In hundreds of pages of formal comments filed by CATF and its partner NRDC on Halloween 2018, we have provided EPA with a large body of research, analysis and computational modeling that concludes that carbon capture and storage (CCS) is a proven, available and affordable technology—one that EPA failed to consider as a BSER—because of its ability to reduce CO2 emissions from fossil power plants by as much as 95% or even more.

My engineering colleagues tell me that the technology used to scrub CO2 out of smokestacks is based on simple high school chemistry. But what do we do with all of that captured carbon dioxide? The answer is almost as simple. And this is where the deep thinking comes in. As it turns out, over a billion tons of CO2 have been safely injected deep into oil fields for enhanced oil recovery for nearly a half-century. And while oil fields can accommodate tens or hundreds of billions of tons of CO2, much larger deep geologic resources exist across the country and offshore—enough to accommodate 500 years or more of US CO2 emissions according to the US Geological Survey.

Several varieties of sedimentary rocks, sandstones and carbonates, can soak up CO2 in large quantities—in deep, porous rocks that have contained geologic fluids and gases for millions of years. At carbon storage sites, the injection and storage zone must be vertically separated from the surface by thousands of feet of rock, and there must be intervening impermeable barriers to vertical migration. This geologic isolation, combined with modern well construction methods and required monitoring of the injected CO2, mean that captured CO2 will remain permanently sequestered from the atmosphere.

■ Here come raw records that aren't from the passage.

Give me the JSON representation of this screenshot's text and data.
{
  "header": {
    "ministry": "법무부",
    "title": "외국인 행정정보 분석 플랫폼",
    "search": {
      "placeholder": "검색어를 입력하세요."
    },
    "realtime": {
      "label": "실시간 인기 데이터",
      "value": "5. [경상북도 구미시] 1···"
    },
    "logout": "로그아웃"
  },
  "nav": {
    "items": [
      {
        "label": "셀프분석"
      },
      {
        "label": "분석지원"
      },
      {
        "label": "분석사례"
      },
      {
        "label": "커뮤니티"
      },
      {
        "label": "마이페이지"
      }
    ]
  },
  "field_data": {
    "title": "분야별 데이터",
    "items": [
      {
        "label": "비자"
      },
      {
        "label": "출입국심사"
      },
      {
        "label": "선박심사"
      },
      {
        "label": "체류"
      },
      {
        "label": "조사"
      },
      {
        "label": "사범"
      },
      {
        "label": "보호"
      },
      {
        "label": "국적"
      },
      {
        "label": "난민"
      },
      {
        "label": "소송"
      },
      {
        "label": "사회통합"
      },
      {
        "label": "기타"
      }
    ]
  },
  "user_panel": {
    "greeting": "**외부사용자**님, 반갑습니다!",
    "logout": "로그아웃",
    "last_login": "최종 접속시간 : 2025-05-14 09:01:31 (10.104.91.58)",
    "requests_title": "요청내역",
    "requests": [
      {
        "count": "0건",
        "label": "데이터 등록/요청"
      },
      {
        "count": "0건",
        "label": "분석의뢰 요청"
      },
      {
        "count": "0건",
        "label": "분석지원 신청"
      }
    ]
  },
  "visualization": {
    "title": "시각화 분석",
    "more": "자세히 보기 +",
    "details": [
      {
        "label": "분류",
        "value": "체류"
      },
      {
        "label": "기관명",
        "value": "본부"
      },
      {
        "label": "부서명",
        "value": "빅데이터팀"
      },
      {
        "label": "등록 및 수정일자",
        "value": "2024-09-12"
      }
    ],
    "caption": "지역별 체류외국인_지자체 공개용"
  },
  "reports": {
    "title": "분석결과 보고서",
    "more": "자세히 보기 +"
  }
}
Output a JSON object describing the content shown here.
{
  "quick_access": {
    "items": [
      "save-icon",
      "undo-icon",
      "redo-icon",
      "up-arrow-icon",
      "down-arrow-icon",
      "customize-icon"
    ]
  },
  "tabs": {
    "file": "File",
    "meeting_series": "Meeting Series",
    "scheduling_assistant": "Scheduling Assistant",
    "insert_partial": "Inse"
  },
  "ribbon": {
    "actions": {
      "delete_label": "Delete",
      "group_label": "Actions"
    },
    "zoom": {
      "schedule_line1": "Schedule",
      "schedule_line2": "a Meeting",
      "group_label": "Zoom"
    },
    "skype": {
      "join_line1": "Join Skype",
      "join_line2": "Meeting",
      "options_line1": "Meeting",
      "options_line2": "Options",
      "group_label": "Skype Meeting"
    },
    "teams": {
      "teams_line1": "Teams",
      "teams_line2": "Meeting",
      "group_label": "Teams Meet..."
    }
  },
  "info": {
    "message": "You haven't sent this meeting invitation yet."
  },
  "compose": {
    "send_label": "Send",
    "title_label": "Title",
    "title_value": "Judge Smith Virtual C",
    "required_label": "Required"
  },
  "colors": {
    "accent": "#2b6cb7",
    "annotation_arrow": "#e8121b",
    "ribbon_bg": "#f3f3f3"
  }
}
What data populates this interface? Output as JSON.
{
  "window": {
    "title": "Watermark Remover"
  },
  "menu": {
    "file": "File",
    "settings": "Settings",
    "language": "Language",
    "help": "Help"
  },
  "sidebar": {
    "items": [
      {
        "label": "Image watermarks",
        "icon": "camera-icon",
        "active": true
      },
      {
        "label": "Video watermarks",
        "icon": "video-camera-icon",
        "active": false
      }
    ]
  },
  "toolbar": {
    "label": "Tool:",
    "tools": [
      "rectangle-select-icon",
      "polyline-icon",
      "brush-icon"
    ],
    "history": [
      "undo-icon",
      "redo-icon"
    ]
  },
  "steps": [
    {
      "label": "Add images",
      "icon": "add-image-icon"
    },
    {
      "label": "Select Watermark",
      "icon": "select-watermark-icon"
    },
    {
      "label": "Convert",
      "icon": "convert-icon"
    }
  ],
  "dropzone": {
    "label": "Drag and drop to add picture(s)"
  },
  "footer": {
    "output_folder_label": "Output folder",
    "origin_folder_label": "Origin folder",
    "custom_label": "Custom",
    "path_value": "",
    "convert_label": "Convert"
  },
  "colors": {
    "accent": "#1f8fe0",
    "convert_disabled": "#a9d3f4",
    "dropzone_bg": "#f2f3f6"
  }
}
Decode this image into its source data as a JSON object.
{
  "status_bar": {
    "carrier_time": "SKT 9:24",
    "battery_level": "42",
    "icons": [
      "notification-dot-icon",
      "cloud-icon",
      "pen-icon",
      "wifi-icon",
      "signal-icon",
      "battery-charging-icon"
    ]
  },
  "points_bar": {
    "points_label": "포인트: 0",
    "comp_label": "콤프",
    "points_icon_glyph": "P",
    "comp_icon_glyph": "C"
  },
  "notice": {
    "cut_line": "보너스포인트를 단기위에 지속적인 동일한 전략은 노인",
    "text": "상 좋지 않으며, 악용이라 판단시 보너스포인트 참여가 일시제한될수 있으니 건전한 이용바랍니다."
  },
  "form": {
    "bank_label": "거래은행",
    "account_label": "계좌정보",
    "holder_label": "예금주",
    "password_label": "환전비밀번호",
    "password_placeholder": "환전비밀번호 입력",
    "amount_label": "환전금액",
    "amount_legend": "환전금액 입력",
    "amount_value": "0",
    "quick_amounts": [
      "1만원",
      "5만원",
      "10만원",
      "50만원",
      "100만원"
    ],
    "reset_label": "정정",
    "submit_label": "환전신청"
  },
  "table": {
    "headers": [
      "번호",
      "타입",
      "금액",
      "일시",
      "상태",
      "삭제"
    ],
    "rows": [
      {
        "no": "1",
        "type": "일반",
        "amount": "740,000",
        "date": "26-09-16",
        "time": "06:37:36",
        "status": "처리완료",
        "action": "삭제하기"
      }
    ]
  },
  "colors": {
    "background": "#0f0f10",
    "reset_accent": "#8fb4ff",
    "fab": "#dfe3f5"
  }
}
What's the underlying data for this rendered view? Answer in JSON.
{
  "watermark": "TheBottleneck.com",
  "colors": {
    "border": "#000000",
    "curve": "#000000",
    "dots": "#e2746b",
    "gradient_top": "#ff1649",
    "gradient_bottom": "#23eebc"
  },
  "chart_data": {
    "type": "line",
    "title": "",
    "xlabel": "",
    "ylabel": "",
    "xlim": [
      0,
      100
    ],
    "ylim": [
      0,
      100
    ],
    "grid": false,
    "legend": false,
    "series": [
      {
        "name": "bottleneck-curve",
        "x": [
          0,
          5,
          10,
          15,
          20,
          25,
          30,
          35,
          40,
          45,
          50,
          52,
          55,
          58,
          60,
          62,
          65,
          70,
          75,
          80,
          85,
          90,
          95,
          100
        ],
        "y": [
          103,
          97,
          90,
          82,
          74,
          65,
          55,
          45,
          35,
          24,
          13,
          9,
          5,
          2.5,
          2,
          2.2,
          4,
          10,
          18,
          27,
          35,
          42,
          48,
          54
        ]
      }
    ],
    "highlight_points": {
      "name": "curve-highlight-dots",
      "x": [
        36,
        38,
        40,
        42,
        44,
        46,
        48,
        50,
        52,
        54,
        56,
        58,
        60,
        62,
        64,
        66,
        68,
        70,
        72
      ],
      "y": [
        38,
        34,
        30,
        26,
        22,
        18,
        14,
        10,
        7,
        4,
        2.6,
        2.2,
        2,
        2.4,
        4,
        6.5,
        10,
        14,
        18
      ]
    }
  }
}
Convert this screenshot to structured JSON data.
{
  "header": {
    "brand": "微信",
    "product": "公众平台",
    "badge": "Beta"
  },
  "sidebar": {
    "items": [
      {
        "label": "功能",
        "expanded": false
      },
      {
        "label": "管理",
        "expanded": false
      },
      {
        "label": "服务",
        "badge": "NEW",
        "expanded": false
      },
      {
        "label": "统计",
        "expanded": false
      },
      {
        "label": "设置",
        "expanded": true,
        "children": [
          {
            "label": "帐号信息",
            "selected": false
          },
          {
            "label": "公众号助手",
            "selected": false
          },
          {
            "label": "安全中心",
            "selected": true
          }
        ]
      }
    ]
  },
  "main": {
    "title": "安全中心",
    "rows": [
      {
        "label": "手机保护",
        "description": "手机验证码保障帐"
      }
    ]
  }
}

But we wanted to know just where these sponge-like rocks are, and how the CO2 might get to locations where it can be injected and permanently isolated from the atmosphere. So, we gave a list of the coal plants impacted by the proposal – nearly, if not all coal plants in the United States—to the University of Texas Gulf Coast Carbon Center in Austin Texas, world experts on geologic carbon dioxide storage, and asked them to run a GIS analysis to tell us how far CO2 would have to be transported by pipeline from each plant to a deep geologic storage basin identified in 2015 by the U.S. Department of Energy’s National Energy Technology Laboratory.

Peter Tutton, a geoscientist and recent master’s degree graduate undertook the analysis. What he found was that every single U.S. coal plant has access to a geologic basin with the ability to sequester a lifetime of CO2 from those plants. In fact, fully half of the plants only required only an eight-mile pipeline. Almost all — 95 percent – of the plants could pipeline CO2 to a geologic site 123 miles distant or less. This is entirely reasonable given that approximately 4,500 miles of CO2 pipeline exist today, with several that are 200 or 300 miles long or more. To give an idea of where these power plants and geologic basins are, we asked Peter to create a map (below) to illustrate each power plant source and a paired geologic “sink” connected by pipeline.

This map, combined with the known abilities and economics of carbon capture, demonstrates that EPA was totally arbitrary in its lack of consideration or even a technical analysis of carbon capture and storage as a BSER in the ACE proposal. We hope that our filed comments and analytical work will motivate EPA to put deeper [geologic!] thought into including CCS in its final rule as BSER to provide real and quantifiable reductions of CO2 from our coal power fleet.